Sam Peckinpah reflects on the controversial violence of ‘The Wild Bunch’: “There is a very, very thin line”
Modern audiences wouldn’t even bat an eyelid at the balletic violence orchestrated by Sam Peckinpah in The Wild Bunch, but at the time, many were up in arms at not only the bullet-riddled shootouts, but the storyline and characters.
A band of aging outlaws struggle to adapt to an ever-changing world that doesn’t seem to have a place for them, with the titular outfit not what anyone would call clean-cut heroes. Organising one final heist to set them up for life, their survival instincts come to the fore as they leave a trail of bodies in their wake in order to ensure they’ve got the best chance of making it out of their last stand alive.
Pushing the envelope for on-screen carnage to levels never seen before, the Motion Picture Association of America initially slapped The Wild Bunch with the dreaded NC-17 rating, which was eventually reduced to a very hard R. It was more than just blood for the sake of blood, though, with Peckinpah inadvertently inspiring generations of filmmakers to come.
Shooting with multiple cameras, switching between regular framerates and slow motion, and incorporating rapid-fire editing served as a watershed moment for not just the action genre but cinema as a whole, with John Woo using The Wild Bunch as the blueprint for his own legendary career staging many of the medium’s greatest-ever shootouts.

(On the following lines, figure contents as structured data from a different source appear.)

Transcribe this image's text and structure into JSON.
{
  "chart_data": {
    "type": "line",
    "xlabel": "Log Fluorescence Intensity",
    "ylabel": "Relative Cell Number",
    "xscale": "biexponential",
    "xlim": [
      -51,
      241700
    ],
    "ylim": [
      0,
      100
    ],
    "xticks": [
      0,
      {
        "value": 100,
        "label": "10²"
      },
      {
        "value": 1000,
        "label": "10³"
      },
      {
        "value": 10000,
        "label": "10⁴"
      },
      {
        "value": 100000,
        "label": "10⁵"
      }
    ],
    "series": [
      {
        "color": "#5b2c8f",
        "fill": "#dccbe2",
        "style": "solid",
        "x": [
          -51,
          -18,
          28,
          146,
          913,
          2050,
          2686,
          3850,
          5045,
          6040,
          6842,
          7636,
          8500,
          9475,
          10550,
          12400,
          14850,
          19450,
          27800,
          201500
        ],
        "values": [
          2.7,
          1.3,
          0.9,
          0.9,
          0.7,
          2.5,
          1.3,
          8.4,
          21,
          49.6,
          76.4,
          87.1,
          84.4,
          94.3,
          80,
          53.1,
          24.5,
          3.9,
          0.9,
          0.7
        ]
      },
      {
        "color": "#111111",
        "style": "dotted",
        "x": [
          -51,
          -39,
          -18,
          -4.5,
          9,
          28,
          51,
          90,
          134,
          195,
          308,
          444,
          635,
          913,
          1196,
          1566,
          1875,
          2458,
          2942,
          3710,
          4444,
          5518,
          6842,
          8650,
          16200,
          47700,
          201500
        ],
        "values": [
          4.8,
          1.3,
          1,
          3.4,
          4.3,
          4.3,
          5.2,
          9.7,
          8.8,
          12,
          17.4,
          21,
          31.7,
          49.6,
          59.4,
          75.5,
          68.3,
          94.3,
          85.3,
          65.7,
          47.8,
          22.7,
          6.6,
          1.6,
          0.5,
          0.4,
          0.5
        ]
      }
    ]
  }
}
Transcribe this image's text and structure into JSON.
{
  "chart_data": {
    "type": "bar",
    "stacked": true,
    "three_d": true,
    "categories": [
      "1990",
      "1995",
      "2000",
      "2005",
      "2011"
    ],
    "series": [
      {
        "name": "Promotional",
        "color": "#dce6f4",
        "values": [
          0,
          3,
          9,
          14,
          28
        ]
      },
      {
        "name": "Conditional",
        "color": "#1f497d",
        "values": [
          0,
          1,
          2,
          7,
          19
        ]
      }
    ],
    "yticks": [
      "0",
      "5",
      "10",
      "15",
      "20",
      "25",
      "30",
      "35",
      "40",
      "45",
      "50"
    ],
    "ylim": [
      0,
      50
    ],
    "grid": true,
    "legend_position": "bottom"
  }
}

This being the 1960s, though, many pearls were clutched, with Peckinpah explaining and justifying the heightened violence to a group of assembled critics following its release, which included Roger Ebert. “We wanted to show violence in real terms,” he said. “Dying is not fun and games. Movies make it look so detached. With The Wild Bunch, people get involved whether they like it or not. They do not have the mild reactions to it.”
Star Ernest Borgnine admitted he “did not read into it all the controversy it seems to have stirred up,” but he did concede the cast “were all repulsed at times” during production. It was an artistic sacrifice he was willing to make, however, because he and the rest of the ensemble “sincerely believed we were achieving something.”

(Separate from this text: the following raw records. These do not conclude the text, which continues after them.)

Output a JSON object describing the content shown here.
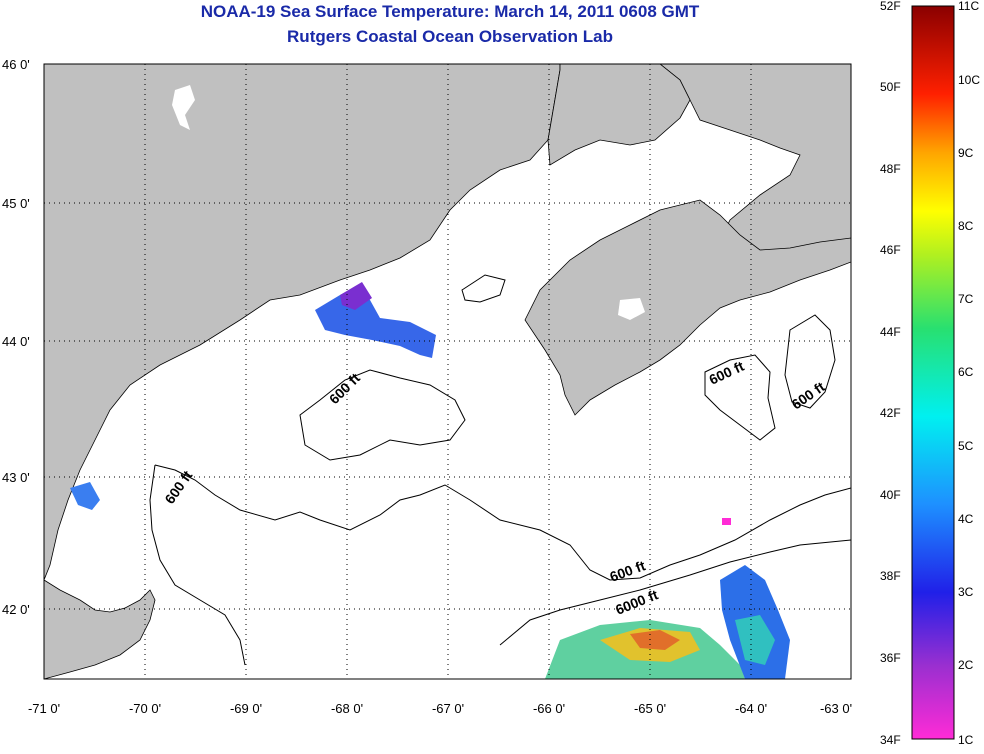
{
  "title": "NOAA-19 Sea Surface Temperature:  March 14, 2011 0608 GMT",
  "subtitle": "Rutgers Coastal Ocean Observation Lab",
  "axes": {
    "lat_labels": [
      "46 0'",
      "45 0'",
      "44 0'",
      "43 0'",
      "42 0'"
    ],
    "lon_labels": [
      "-71 0'",
      "-70 0'",
      "-69 0'",
      "-68 0'",
      "-67 0'",
      "-66 0'",
      "-65 0'",
      "-64 0'",
      "-63 0'"
    ]
  },
  "contours": {
    "labels": [
      "600 ft",
      "600 ft",
      "600 ft",
      "600 ft",
      "600 ft",
      "6000 ft"
    ]
  },
  "colorbar": {
    "fahrenheit": [
      "52F",
      "50F",
      "48F",
      "46F",
      "44F",
      "42F",
      "40F",
      "38F",
      "36F",
      "34F"
    ],
    "celsius": [
      "11C",
      "10C",
      "9C",
      "8C",
      "7C",
      "6C",
      "5C",
      "4C",
      "3C",
      "2C",
      "1C"
    ]
  },
  "colors": {
    "land": "#c0c0c0",
    "water": "#ffffff",
    "title": "#1a2aa8"
  }
}
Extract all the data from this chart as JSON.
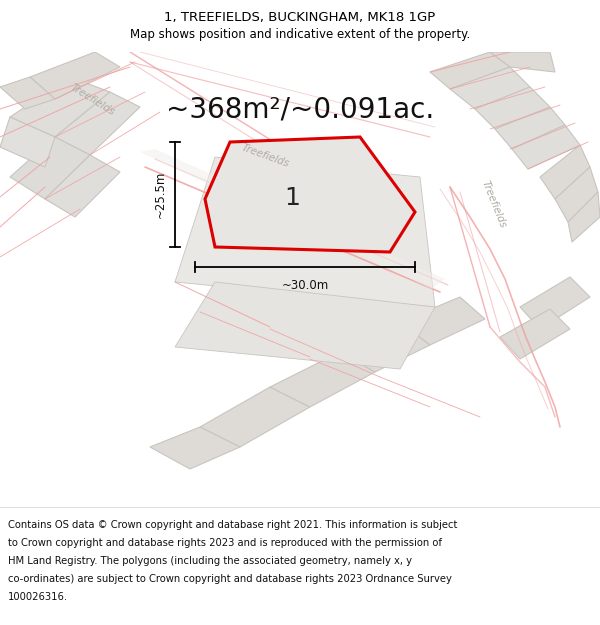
{
  "title": "1, TREEFIELDS, BUCKINGHAM, MK18 1GP",
  "subtitle": "Map shows position and indicative extent of the property.",
  "area_text": "~368m²/~0.091ac.",
  "dim_width": "~30.0m",
  "dim_height": "~25.5m",
  "plot_number": "1",
  "bg_white": "#ffffff",
  "map_bg_color": "#f5f4f2",
  "block_fill_color": "#e2e0dc",
  "block_edge_color": "#c8c5c0",
  "plot_fill_color": "#e8e6e2",
  "plot_outline_color": "#dd0000",
  "road_line_color": "#f0a0a0",
  "road_fill_color": "#ffffff",
  "grey_text_color": "#b0aca6",
  "footer_text": "Contains OS data © Crown copyright and database right 2021. This information is subject to Crown copyright and database rights 2023 and is reproduced with the permission of HM Land Registry. The polygons (including the associated geometry, namely x, y co-ordinates) are subject to Crown copyright and database rights 2023 Ordnance Survey 100026316.",
  "title_fontsize": 9.5,
  "subtitle_fontsize": 8.5,
  "area_fontsize": 20,
  "footer_fontsize": 7.2,
  "number_fontsize": 18,
  "dim_fontsize": 8.5
}
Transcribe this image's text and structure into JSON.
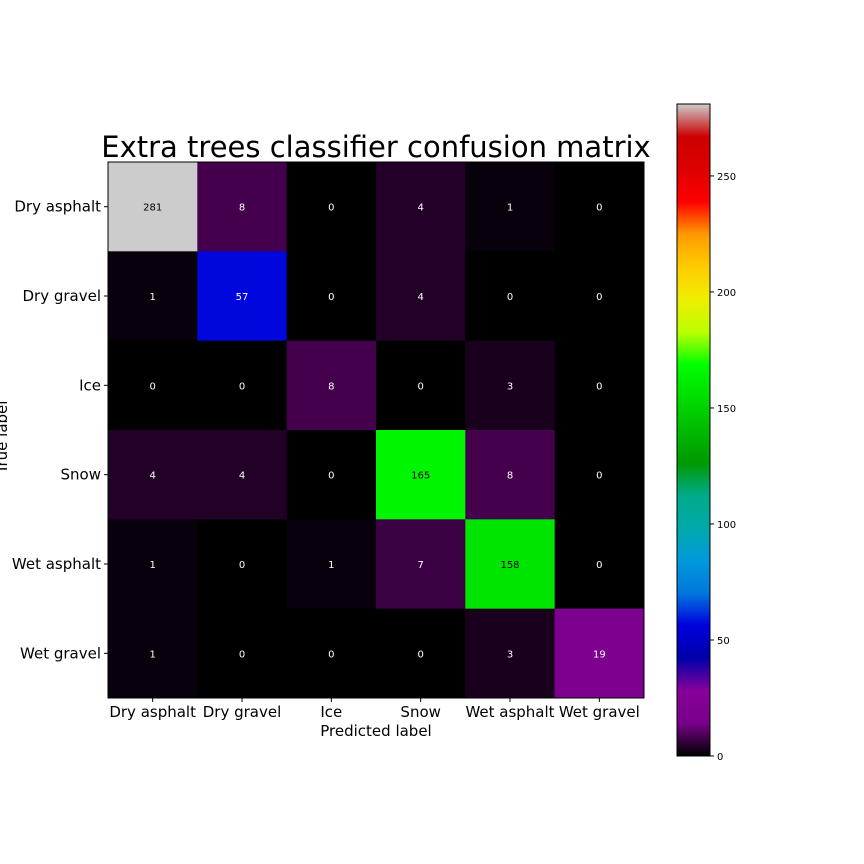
{
  "chart_data": {
    "type": "heatmap",
    "title": "Extra trees classifier confusion matrix",
    "xlabel": "Predicted label",
    "ylabel": "True label",
    "x_categories": [
      "Dry asphalt",
      "Dry gravel",
      "Ice",
      "Snow",
      "Wet asphalt",
      "Wet gravel"
    ],
    "y_categories": [
      "Dry asphalt",
      "Dry gravel",
      "Ice",
      "Snow",
      "Wet asphalt",
      "Wet gravel"
    ],
    "values": [
      [
        281,
        8,
        0,
        4,
        1,
        0
      ],
      [
        1,
        57,
        0,
        4,
        0,
        0
      ],
      [
        0,
        0,
        8,
        0,
        3,
        0
      ],
      [
        4,
        4,
        0,
        165,
        8,
        0
      ],
      [
        1,
        0,
        1,
        7,
        158,
        0
      ],
      [
        1,
        0,
        0,
        0,
        3,
        19
      ]
    ],
    "colormap": "nipy_spectral",
    "colorbar": {
      "range": [
        0,
        281
      ],
      "ticks": [
        "0",
        "50",
        "100",
        "150",
        "200",
        "250"
      ]
    },
    "grid": false
  }
}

The Wild Bunch is well-established as a classic and has been for over half a century, but Peckinpah felt compelled to address the concerns people had over his film using violence for the sake of violence. “There is a very, very thin line, and we operated as close to it as we dared,” he suggested. “We hope that, for most audiences, we stayed on this side of the line.”

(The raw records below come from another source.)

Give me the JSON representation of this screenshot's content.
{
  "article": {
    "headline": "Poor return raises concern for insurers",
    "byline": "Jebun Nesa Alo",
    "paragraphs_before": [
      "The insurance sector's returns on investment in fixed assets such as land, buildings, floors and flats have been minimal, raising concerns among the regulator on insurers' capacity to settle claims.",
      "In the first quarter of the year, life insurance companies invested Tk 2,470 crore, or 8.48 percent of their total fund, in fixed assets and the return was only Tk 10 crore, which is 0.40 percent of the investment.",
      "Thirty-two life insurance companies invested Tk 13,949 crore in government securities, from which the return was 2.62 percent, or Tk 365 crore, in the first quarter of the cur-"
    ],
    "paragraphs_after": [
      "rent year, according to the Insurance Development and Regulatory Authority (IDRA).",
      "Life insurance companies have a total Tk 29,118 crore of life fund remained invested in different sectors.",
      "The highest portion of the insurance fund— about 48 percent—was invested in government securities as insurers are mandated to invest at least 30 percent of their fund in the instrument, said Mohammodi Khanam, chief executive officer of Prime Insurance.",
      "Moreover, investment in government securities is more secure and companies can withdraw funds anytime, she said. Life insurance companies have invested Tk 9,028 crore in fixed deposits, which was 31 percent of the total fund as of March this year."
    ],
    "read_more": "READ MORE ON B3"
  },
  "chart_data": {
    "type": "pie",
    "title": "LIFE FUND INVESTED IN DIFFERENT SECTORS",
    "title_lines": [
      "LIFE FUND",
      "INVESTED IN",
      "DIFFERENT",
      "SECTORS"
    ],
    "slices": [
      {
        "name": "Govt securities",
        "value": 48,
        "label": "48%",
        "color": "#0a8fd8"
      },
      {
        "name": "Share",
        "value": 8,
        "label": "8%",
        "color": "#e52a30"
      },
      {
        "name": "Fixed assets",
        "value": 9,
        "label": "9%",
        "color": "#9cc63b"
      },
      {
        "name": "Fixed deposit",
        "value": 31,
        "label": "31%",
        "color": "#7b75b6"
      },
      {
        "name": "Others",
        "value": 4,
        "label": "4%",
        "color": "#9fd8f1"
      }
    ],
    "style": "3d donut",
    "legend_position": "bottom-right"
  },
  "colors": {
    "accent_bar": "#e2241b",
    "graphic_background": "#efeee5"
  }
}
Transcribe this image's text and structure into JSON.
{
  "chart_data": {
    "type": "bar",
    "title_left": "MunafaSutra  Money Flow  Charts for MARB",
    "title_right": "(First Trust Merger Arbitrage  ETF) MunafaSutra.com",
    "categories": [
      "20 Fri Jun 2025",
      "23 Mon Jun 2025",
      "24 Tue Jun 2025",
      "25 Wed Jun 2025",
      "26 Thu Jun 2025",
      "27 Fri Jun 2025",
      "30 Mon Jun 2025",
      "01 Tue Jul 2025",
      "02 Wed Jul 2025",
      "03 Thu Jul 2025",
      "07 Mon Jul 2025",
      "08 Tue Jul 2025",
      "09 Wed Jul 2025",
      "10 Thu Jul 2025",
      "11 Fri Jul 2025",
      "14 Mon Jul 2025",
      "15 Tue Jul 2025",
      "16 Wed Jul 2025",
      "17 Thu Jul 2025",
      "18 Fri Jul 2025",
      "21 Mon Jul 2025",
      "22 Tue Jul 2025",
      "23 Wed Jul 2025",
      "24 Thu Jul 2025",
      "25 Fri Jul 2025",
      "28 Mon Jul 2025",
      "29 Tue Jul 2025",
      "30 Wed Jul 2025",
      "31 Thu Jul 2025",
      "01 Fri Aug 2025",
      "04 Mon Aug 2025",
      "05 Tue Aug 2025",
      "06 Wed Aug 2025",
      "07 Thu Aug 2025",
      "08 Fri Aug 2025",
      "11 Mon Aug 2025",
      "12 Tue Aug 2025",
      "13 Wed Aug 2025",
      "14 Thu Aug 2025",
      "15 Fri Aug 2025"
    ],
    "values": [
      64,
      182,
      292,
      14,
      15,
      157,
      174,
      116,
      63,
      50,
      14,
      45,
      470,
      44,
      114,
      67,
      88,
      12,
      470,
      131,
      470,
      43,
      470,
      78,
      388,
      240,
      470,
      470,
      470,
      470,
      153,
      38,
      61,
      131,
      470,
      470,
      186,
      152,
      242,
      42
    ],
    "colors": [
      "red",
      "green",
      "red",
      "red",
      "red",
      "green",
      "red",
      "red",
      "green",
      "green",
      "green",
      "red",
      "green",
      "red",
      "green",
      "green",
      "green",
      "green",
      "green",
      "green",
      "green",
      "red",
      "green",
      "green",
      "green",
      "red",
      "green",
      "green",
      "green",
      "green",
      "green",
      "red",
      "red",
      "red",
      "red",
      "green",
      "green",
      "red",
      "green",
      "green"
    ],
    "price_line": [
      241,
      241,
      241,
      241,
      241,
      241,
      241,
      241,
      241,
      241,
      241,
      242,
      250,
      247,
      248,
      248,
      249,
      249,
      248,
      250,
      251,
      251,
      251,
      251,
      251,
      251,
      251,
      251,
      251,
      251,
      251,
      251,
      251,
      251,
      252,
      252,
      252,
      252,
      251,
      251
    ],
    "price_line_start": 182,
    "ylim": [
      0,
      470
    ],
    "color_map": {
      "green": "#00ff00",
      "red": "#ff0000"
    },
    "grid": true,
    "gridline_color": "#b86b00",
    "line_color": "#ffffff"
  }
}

That being said, he was “willing to admit that we may have passed over it at some point,” which is where is censorship troubles arose from. Peckinpah saw the violence as being a cathartic release, even if he did acknowledge how “sometimes the line is hard to find.” That was an understatement, given the divisive reception in 1969, but through a modern lens, The Wild Bunch is nothing less than a work of cinematic genius.